"It's still there," Secretary of the Treasury W. Michael Blumenthal said after a visit last week to the country's gold store at Fort Knox. He wasn't just whistling "My Old Kentucky Home," either.

For foreign economic policy constitutes one area where the Carter administration has unmistakably outperformed the Ford administration. This country's cast economic power is now working for - rather than against, as in the recent past - the rest of the world.

A side effect of the new emphasis has been a slight drop in the value of the dollar relative to other currencies. Because these dollar doldrums have spread confusion that threatens to subvert the whole new policy, acts of reassurance - like the visit to Fort Knox - and words of explanation are in order.

A good starting point is the $40-billion surplus that the oil-exporting countries grouped in the OPEC cartel figure to derive this year from the enormous hike in prices they have imposed in the world since 1973. The OPEC surplus this year, as in the past, is a kind of tax on all oil-consuming nations.

It promotes slowdown by reducing purchasing power and demand for goods. It promotes inflation by raising prices on energy that directly affect all other prices.

Thus, the oil-price increases have combined with the business cycle and the demands of the welfare state to put most of the world in bad economic straits for the past three years. Though there has been an inevitable bounceback from the recession of 1974-75, the recovery has been extremely slow.

The 24 relatively rich countries grouped in the organization of economic cooperation and development are expected to raise their gross national product by only 4 per cent during 1977. In Western Europe unemployment is actually growing.

The United States - along with Japan, Germany, Holland and Switzerland - is one of the very few countries to escape the general economic blight. Growth during the first half of this year has been over 6 per cent, and inflation is holding steady at around 6 per cent while unemployment has been coming down slowly. So this country is foa better equipped than most countries to absorb the huge fuel bill imposed on the world by the oil cartel.

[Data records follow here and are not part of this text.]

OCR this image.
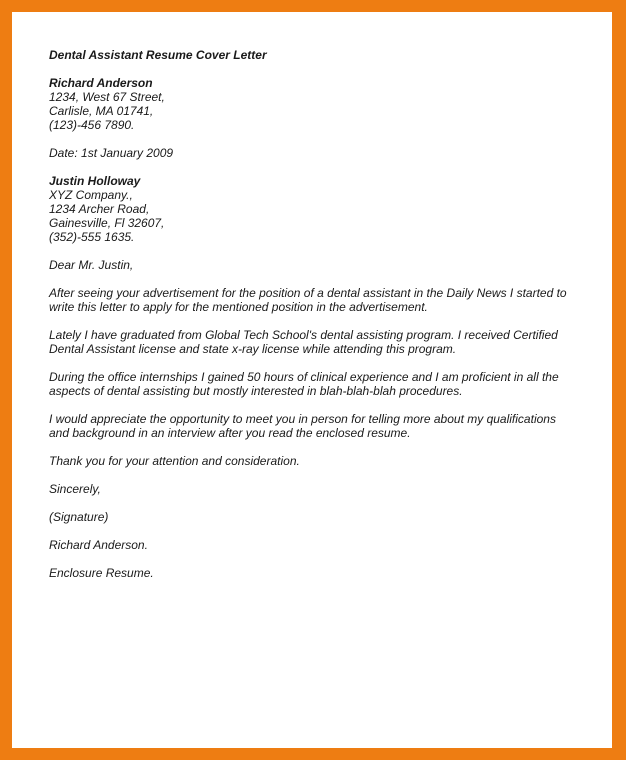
Dental Assistant Resume Cover Letter
Richard Anderson
1234, West 67 Street,
Carlisle, MA 01741,
(123)-456 7890.
Date: 1st January 2009
Justin Holloway
XYZ Company.,
1234 Archer Road,
Gainesville, Fl 32607,
(352)-555 1635.
Dear Mr. Justin,
After seeing your advertisement for the position of a dental assistant in the Daily News I started to
write this letter to apply for the mentioned position in the advertisement.
Lately I have graduated from Global Tech School's dental assisting program. I received Certified
Dental Assistant license and state x-ray license while attending this program.
During the office internships I gained 50 hours of clinical experience and I am proficient in all the
aspects of dental assisting but mostly interested in blah-blah-blah procedures.
I would appreciate the opportunity to meet you in person for telling more about my qualifications
and background in an interview after you read the enclosed resume.
Thank you for your attention and consideration.
Sincerely,
(Signature)
Richard Anderson.
Enclosure Resume.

The Ford administration did not accept this responsibility. It obliged other countries to pay their fuel bills by borrowing from private sources, a measure that deepened recession and weakened the delicate network of international credit.

The Carter administration has accepted the responsibility of economic leadership. Its has allowed this country's imports to soar to the point where the annual trade deficit is now running at $25 billion. In the process, however, other countries have a chance to improve their economies by selling to the United States. American imports during the first four months of 1977 were up nearly 20 per cent from the countries of the European Economic Coumunity, and one-third from the under-developed world.

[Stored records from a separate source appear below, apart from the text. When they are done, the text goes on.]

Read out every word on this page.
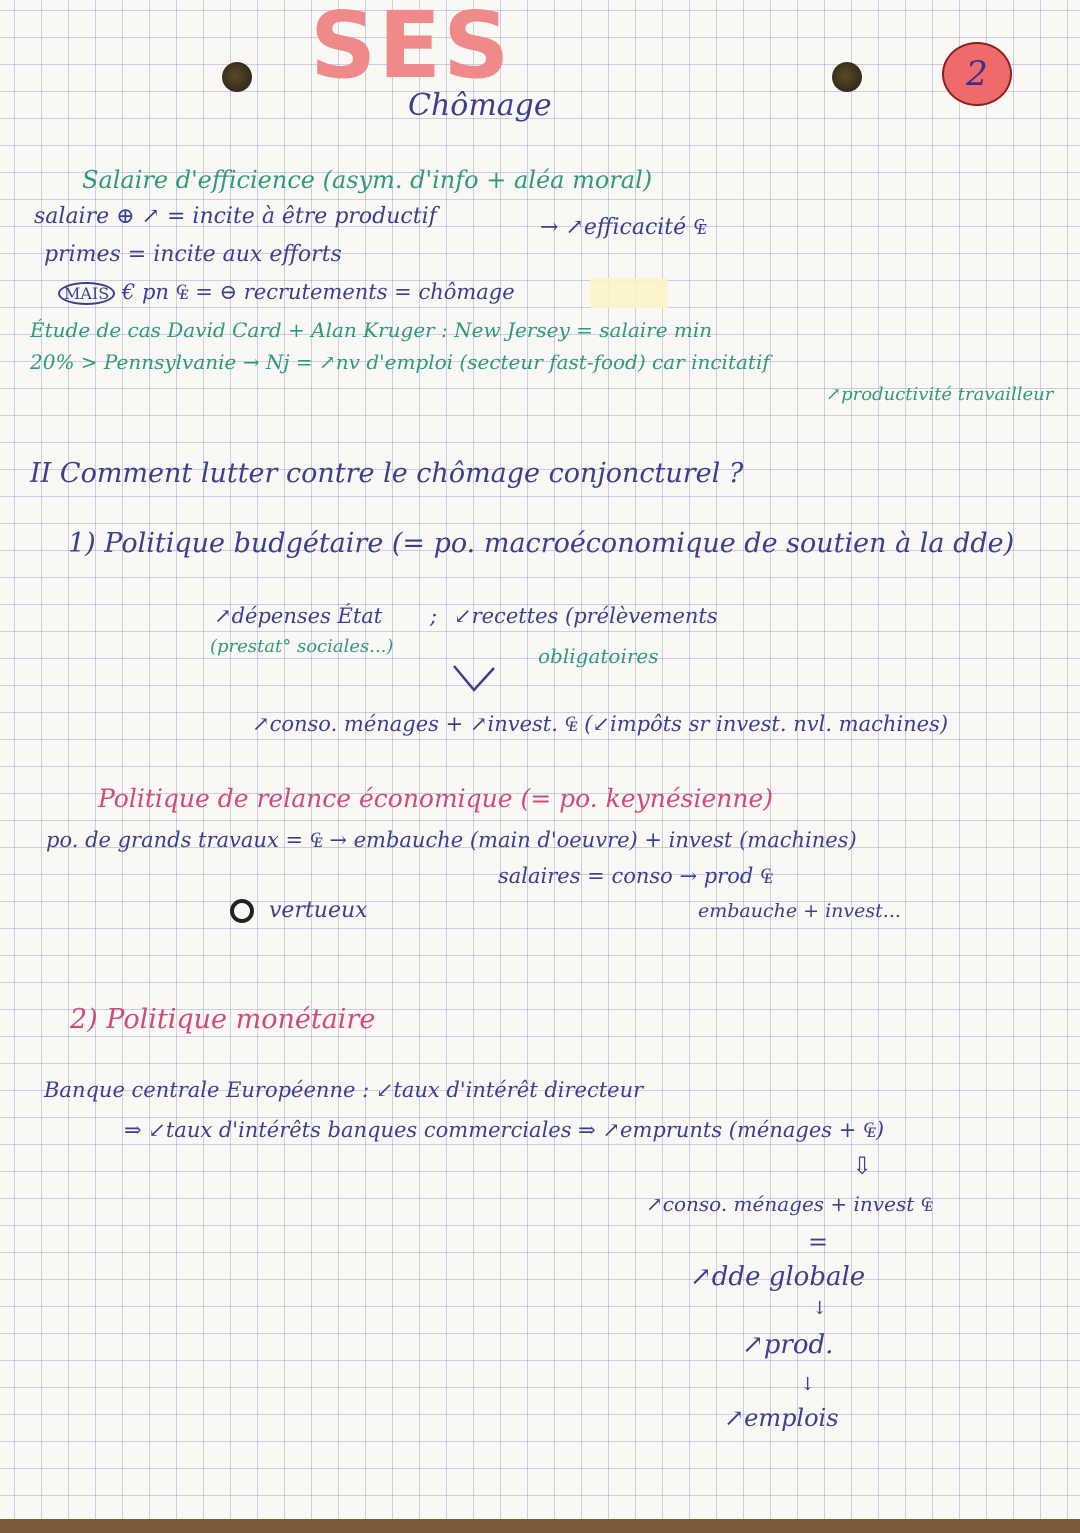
SES
Chômage
2
Salaire d'efficience (asym. d'info + aléa moral)
salaire ⊕ ↗ = incite à être productif	→ ↗efficacité ₠
primes = incite aux efforts
MAIS € pn ₠ = ⊖ recrutements = chômage
Étude de cas David Card + Alan Kruger : New Jersey = salaire min
20% > Pennsylvanie → Nj = ↗nv d'emploi (secteur fast-food) car incitatif
↗productivité travailleur
II Comment lutter contre le chômage conjoncturel ?
1) Politique budgétaire (= po. macroéconomique de soutien à la dde)
↗dépenses État ; ↙recettes (prélèvements
(prestat° sociales...)	obligatoires
↗conso. ménages + ↗invest. ₠ (↙impôts sr invest. nvl. machines)
Politique de relance économique (= po. keynésienne)
po. de grands travaux = ₠ → embauche (main d'oeuvre) + invest (machines)
salaires = conso → prod ₠
embauche + invest...
vertueux
2) Politique monétaire
Banque centrale Européenne : ↙taux d'intérêt directeur
⇒ ↙taux d'intérêts banques commerciales ⇒ ↗emprunts (ménages + ₠)
⇩
↗conso. ménages + invest ₠
=
↗dde globale
↓
↗prod.
↓
↗emplois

The American lead, unfortunately, has not been much followed by the other economically strong countries - notably Japan and Germany, which have been running foreign-trade surpluses of $7 billion and $3 billion annually. But under U.S. pressure Tokyo and Bonn have agreed to let their currencies appreciate against the dollar, thus making their exports slightly more expensive and their foreign imports a little cheaper. In consequence, there has been a steady fall of the dollar against the Japanese yen and the German mark.

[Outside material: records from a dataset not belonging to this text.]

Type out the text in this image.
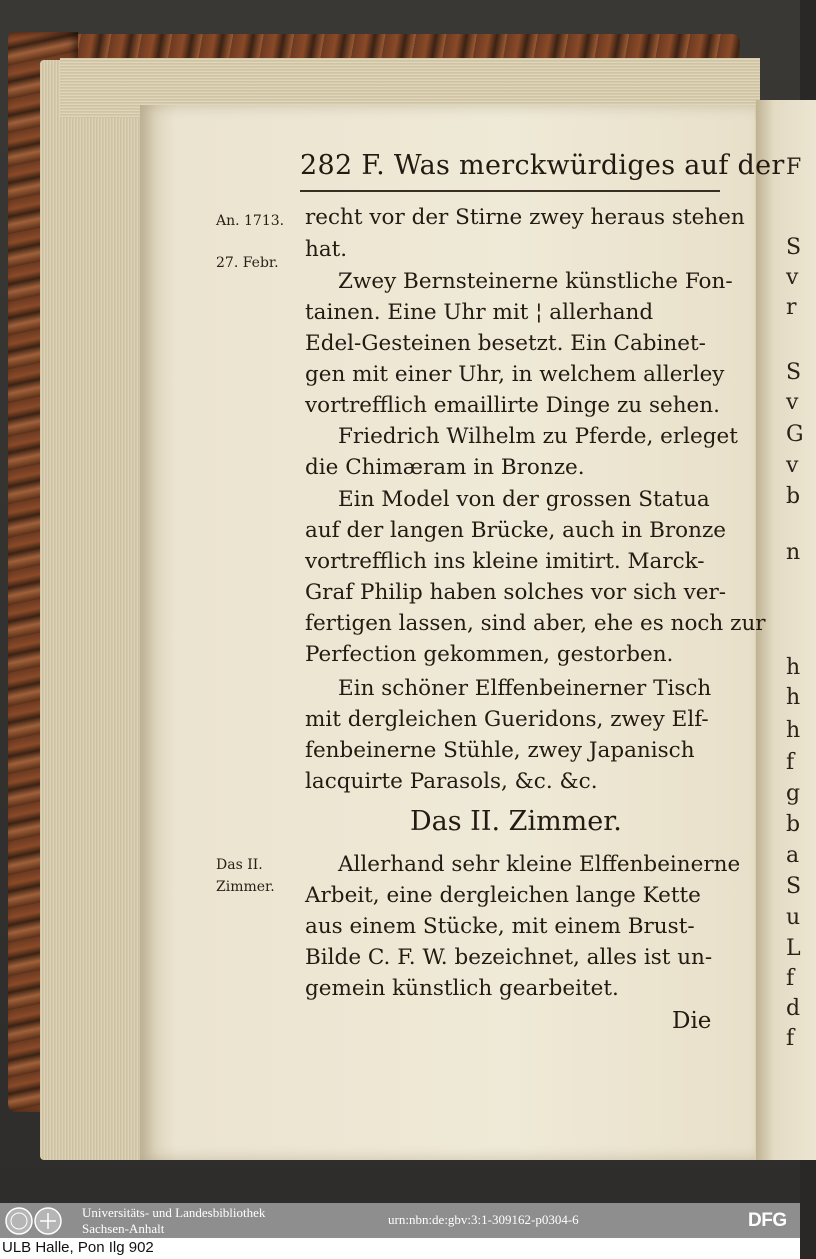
F
S
v
r
S
v
G
v
b
n
h
h
h
f
g
b
a
S
u
L
f
d
f
282 F. Was merckwürdiges auf der
An. 1713.
27. Febr.
Das II.
Zimmer.
recht vor der Stirne zwey heraus stehen
hat.
Zwey Bernsteinerne künstliche Fon-
tainen. Eine Uhr mit ¦ allerhand
Edel-Gesteinen besetzt. Ein Cabinet-
gen mit einer Uhr, in welchem allerley
vortrefflich emaillirte Dinge zu sehen.
Friedrich Wilhelm zu Pferde, erleget
die Chimæram in Bronze.
Ein Model von der grossen Statua
auf der langen Brücke, auch in Bronze
vortrefflich ins kleine imitirt. Marck-
Graf Philip haben solches vor sich ver-
fertigen lassen, sind aber, ehe es noch zur
Perfection gekommen, gestorben.
Ein schöner Elffenbeinerner Tisch
mit dergleichen Gueridons, zwey Elf-
fenbeinerne Stühle, zwey Japanisch
lacquirte Parasols, &c. &c.
Das II. Zimmer.
Allerhand sehr kleine Elffenbeinerne
Arbeit, eine dergleichen lange Kette
aus einem Stücke, mit einem Brust-
Bilde C. F. W. bezeichnet, alles ist un-
gemein künstlich gearbeitet.
Die
Universitäts- und Landesbibliothek
Sachsen-Anhalt
urn:nbn:de:gbv:3:1-309162-p0304-6	DFG
ULB Halle, Pon Ilg 902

The falling dollar has combined with the huge trade deficit to give some people - notably interested parties - the jitters. Protectionist interests have argued that American industry is becoming uncompetitive and needs the support of higher tariffs. Financial interests have warned that they might be obliged to raise interest rates in order to prevent a flight from dollar holdings by foreign investors.

In fact, the President's special trade representative, Robert Strauss, has taken care of the legitimate protectionist complaints by special arrangemnts limiting exports of shoes and television sets to this country. The right way to bolster the dollar, as Blumenthal keeps saying, is for this country to conserve on energy while Japan and Germany expand their domestic economies in ways that open the door to imports from the United States and other countries.

But the intuitive response to a drop in the dollar and a rise in the trade deficit is that the United States is getting poorer. So the panicky warnings gain currency, and all American officials are obliged to keep educating everybody to see that the present policy helps the world toward recovery that is ultimately in the best interests of the United States.